On Monday, Gardner resident Danedri Herbert, took to the podium to blast the Gardner City Council for a decision to restrict attendance at the city pool this summer.
“I watched the last city council meeting with grave disgust when I saw the table scraps that the council and the city plan to throw to Gardner’s children this summer,” Herbert said.
Herbert, who writes for the Sentinel, is — as noted — a resident and taxpayer of Gardner, and speaking only as a community member, was reacting to a decision two weeks ago to create three, two-hour, sessions per day, for which community members would have to sign up for in advance, and would allow only 500 people to be in the aquatic center at a time.
On May 3, Jason Bruce, head of Gardner Parks and Recreation also said there would be no deck chairs — people would be required to bring their own seating — and concessions would be limited.
Herbert took issue with pretty much all of those restrictions in her comments at the May 17 meeting.
Noting that it’s been clear for over a year that “fomites” — furniture and other objects — were not spreaders of COVID as had first been feared, closing the pool every two hours for 30 minutes to clean was simply unnecessary.
“There’s no need to close the pool every two hours in order to sanitize everything and removing the deck chairs is pure theatre,” she said, noting the Johnson County Health Department, CDC, and WHO are quickly removing capacity limits on outdoor venues.
She also noted that fears of mass gathering transmission have been largely overblown.
“There’s exactly one study in the entire world, reported by the New York Times last week,” she said. “That sole study revealed less than a handful of transmission cases between construction workers in Singapore. So it appears outdoor transmission is an anomaly.”
Indeed the NYT report noted serious concerns about the methodology of that study.
Herbert also pointed out that legal worries are not an issue either, as Kansas has limited liability protection for businesses — public or private — for COVID transmission, so a lawsuit should someone catch the disease is nearly impossible.
More to the point, Herbert said, poor children in the Kansas City suburb were likely to be the most impacted.
“Poor kids are hurt the most by this ridiculous political theatre,” Herbert said. “They don’t have backyard pools, they don’t have parents that can take them to the downtown country club. Their parents work during the day so they can’t take them to the next town where the pools are open with more reasonable restrictions … and they likely don’t live in subdivisions with HOAs (homeowners associations) with swimming pools.”
Addressing the council directly Herbert finished with “No one elected you to be a rubber stamp for bad decisions by bureaucrats. Open the pool.”
City Administrator Jim Pruetting said in a lengthy discussion later in the meeting, that the city was thrown a “curveball” a few days earlier when guidance changed to allow outdoor activities.
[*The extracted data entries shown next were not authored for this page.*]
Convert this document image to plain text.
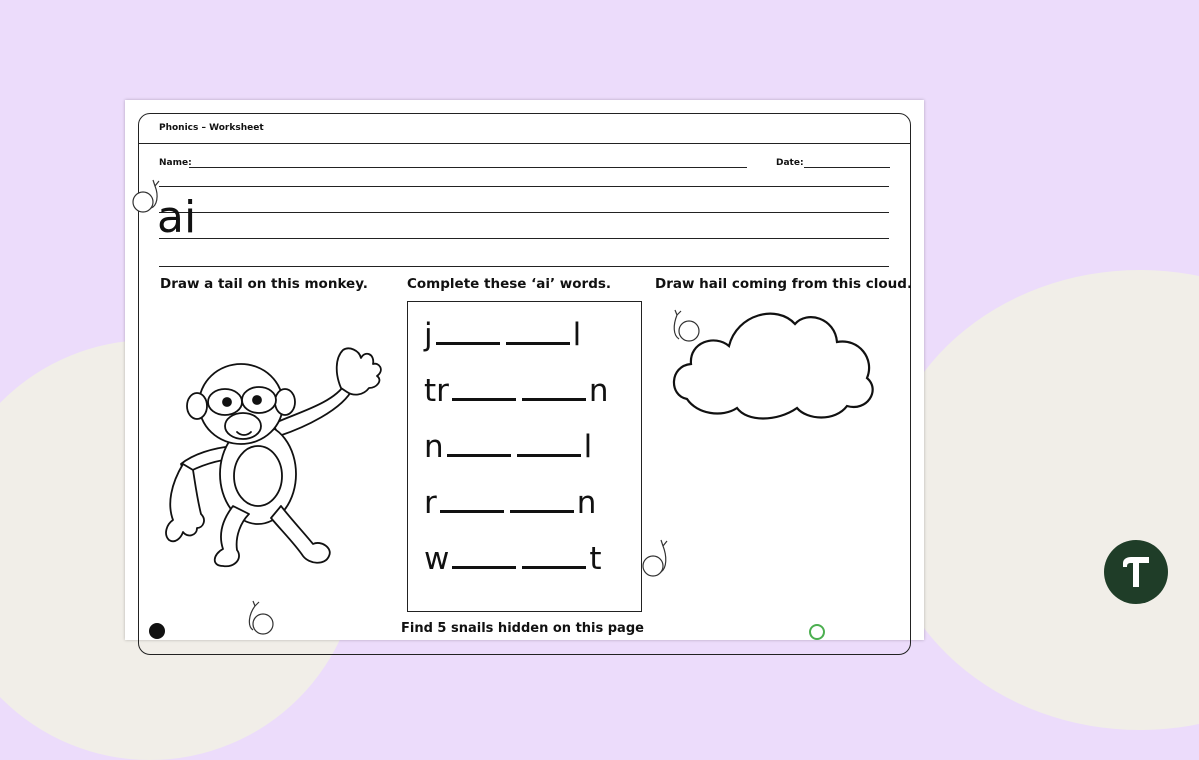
Phonics – Worksheet
Name:	Date:
ai
Draw a tail on this monkey.	Complete these ‘ai’ words.	Draw hail coming from this cloud.
j	l
tr	n
n	l
r	n
w	t
Find 5 snails hidden on this page
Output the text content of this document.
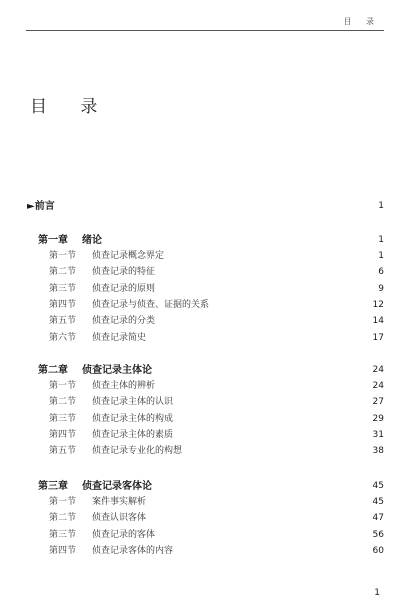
目 录
目 录
►前言	1
第一章 绪论	1
第一节 侦查记录概念界定	1
第二节 侦查记录的特征	6
第三节 侦查记录的原则	9
第四节 侦查记录与侦查、证据的关系	12
第五节 侦查记录的分类	14
第六节 侦查记录简史	17
第二章 侦查记录主体论	24
第一节 侦查主体的辨析	24
第二节 侦查记录主体的认识	27
第三节 侦查记录主体的构成	29
第四节 侦查记录主体的素质	31
第五节 侦查记录专业化的构想	38
第三章 侦查记录客体论	45
第一节 案件事实解析	45
第二节 侦查认识客体	47
第三节 侦查记录的客体	56
第四节 侦查记录客体的内容	60
1
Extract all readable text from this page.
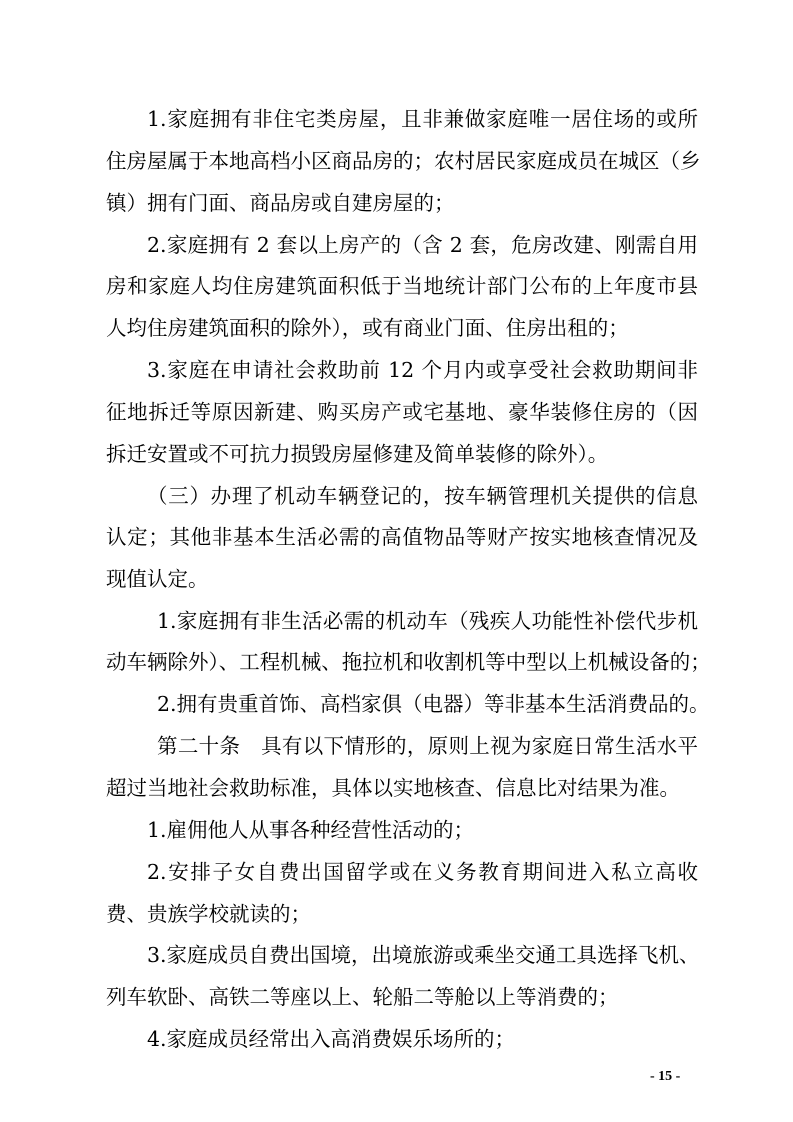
1.家庭拥有非住宅类房屋，且非兼做家庭唯一居住场的或所
住房屋属于本地高档小区商品房的；农村居民家庭成员在城区（乡
镇）拥有门面、商品房或自建房屋的；
2.家庭拥有 2 套以上房产的（含 2 套，危房改建、刚需自用
房和家庭人均住房建筑面积低于当地统计部门公布的上年度市县
人均住房建筑面积的除外），或有商业门面、住房出租的；
3.家庭在申请社会救助前 12 个月内或享受社会救助期间非
征地拆迁等原因新建、购买房产或宅基地、豪华装修住房的（因
拆迁安置或不可抗力损毁房屋修建及简单装修的除外）。
（三）办理了机动车辆登记的，按车辆管理机关提供的信息
认定；其他非基本生活必需的高值物品等财产按实地核查情况及
现值认定。
1.家庭拥有非生活必需的机动车（残疾人功能性补偿代步机
动车辆除外）、工程机械、拖拉机和收割机等中型以上机械设备的；
2.拥有贵重首饰、高档家俱（电器）等非基本生活消费品的。
第二十条　具有以下情形的，原则上视为家庭日常生活水平
超过当地社会救助标准，具体以实地核查、信息比对结果为准。
1.雇佣他人从事各种经营性活动的；
2.安排子女自费出国留学或在义务教育期间进入私立高收
费、贵族学校就读的；
3.家庭成员自费出国境，出境旅游或乘坐交通工具选择飞机、
列车软卧、高铁二等座以上、轮船二等舱以上等消费的；
4.家庭成员经常出入高消费娱乐场所的；
- 15 -
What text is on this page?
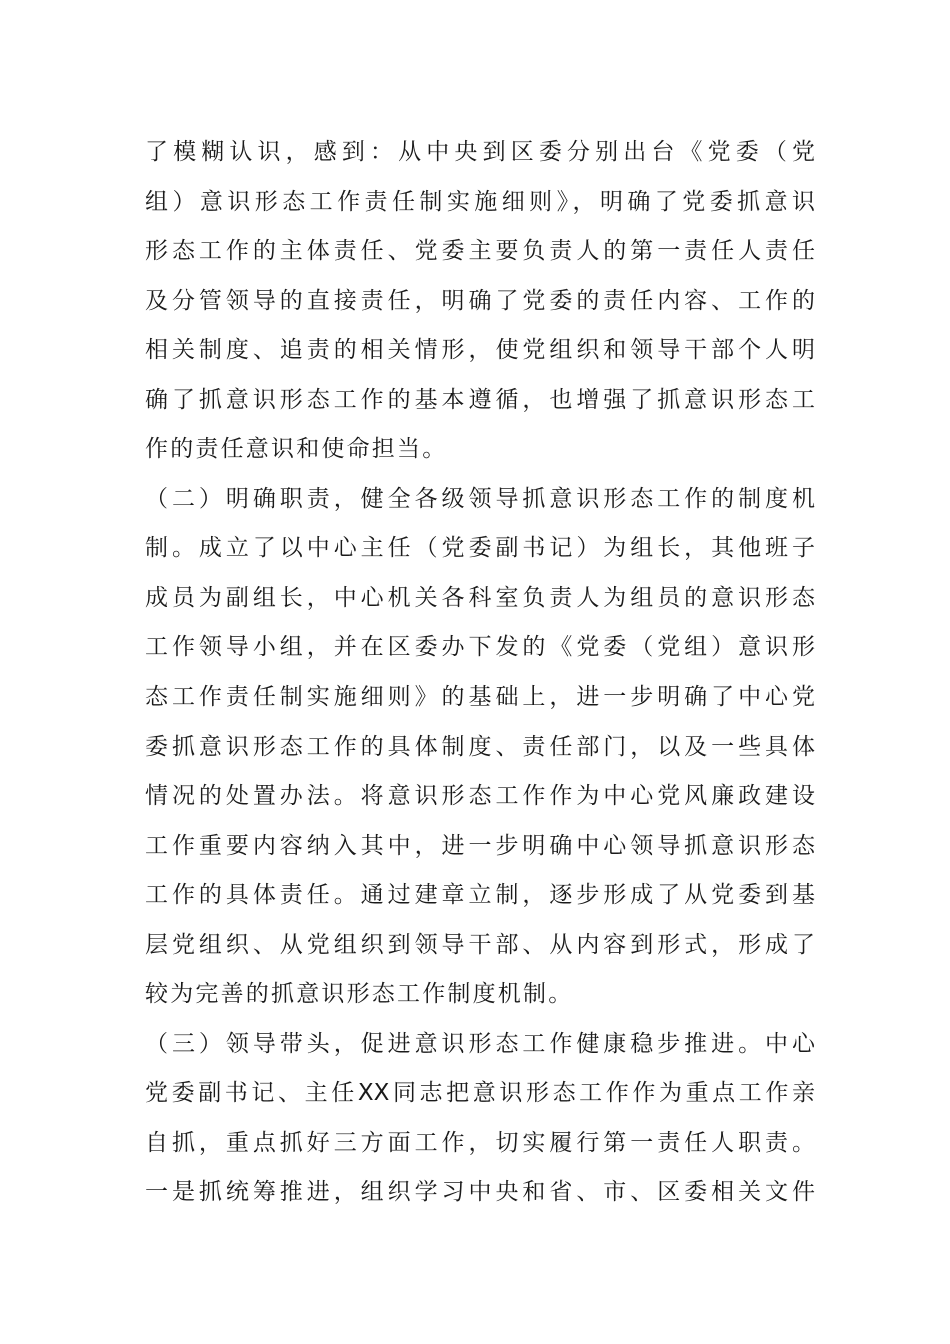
了模糊认识，感到：从中央到区委分别出台《党委（党
组）意识形态工作责任制实施细则》，明确了党委抓意识
形态工作的主体责任、党委主要负责人的第一责任人责任
及分管领导的直接责任，明确了党委的责任内容、工作的
相关制度、追责的相关情形，使党组织和领导干部个人明
确了抓意识形态工作的基本遵循，也增强了抓意识形态工
作的责任意识和使命担当。
（二）明确职责，健全各级领导抓意识形态工作的制度机
制。成立了以中心主任（党委副书记）为组长，其他班子
成员为副组长，中心机关各科室负责人为组员的意识形态
工作领导小组，并在区委办下发的《党委（党组）意识形
态工作责任制实施细则》的基础上，进一步明确了中心党
委抓意识形态工作的具体制度、责任部门，以及一些具体
情况的处置办法。将意识形态工作作为中心党风廉政建设
工作重要内容纳入其中，进一步明确中心领导抓意识形态
工作的具体责任。通过建章立制，逐步形成了从党委到基
层党组织、从党组织到领导干部、从内容到形式，形成了
较为完善的抓意识形态工作制度机制。
（三）领导带头，促进意识形态工作健康稳步推进。中心
党委副书记、主任XX同志把意识形态工作作为重点工作亲
自抓，重点抓好三方面工作，切实履行第一责任人职责。
一是抓统筹推进，组织学习中央和省、市、区委相关文件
However, just three days before the initial, restrictive, pool plan was discussed, the Johnson County Commission had lifted almost all COVID-related restrictions changing them to “recommendations,” rather than orders.
Despite this — and the link to the county commission’s own resolution on the City of Gardner website — Bruce said hadn’t received anything from Johnson County, and CDC hadn’t updated pool opening guidance since February.
After further discussion, largely centering around staffing issues — and attempts to paint the earlier restrictions as merely related to staffing — the council decided to open the pool fully without restriction for the summer of 2021.
The Gardner Aquatic Center will open at noon, June 5, and be open daily, Monday – Sunday, June 5 – August 6.
Beginning August 7, the aquatic center is open only on Saturdays & Sundays.
The Sentinel reached out to Bruce for comment, but as of publication time, had not received a return call.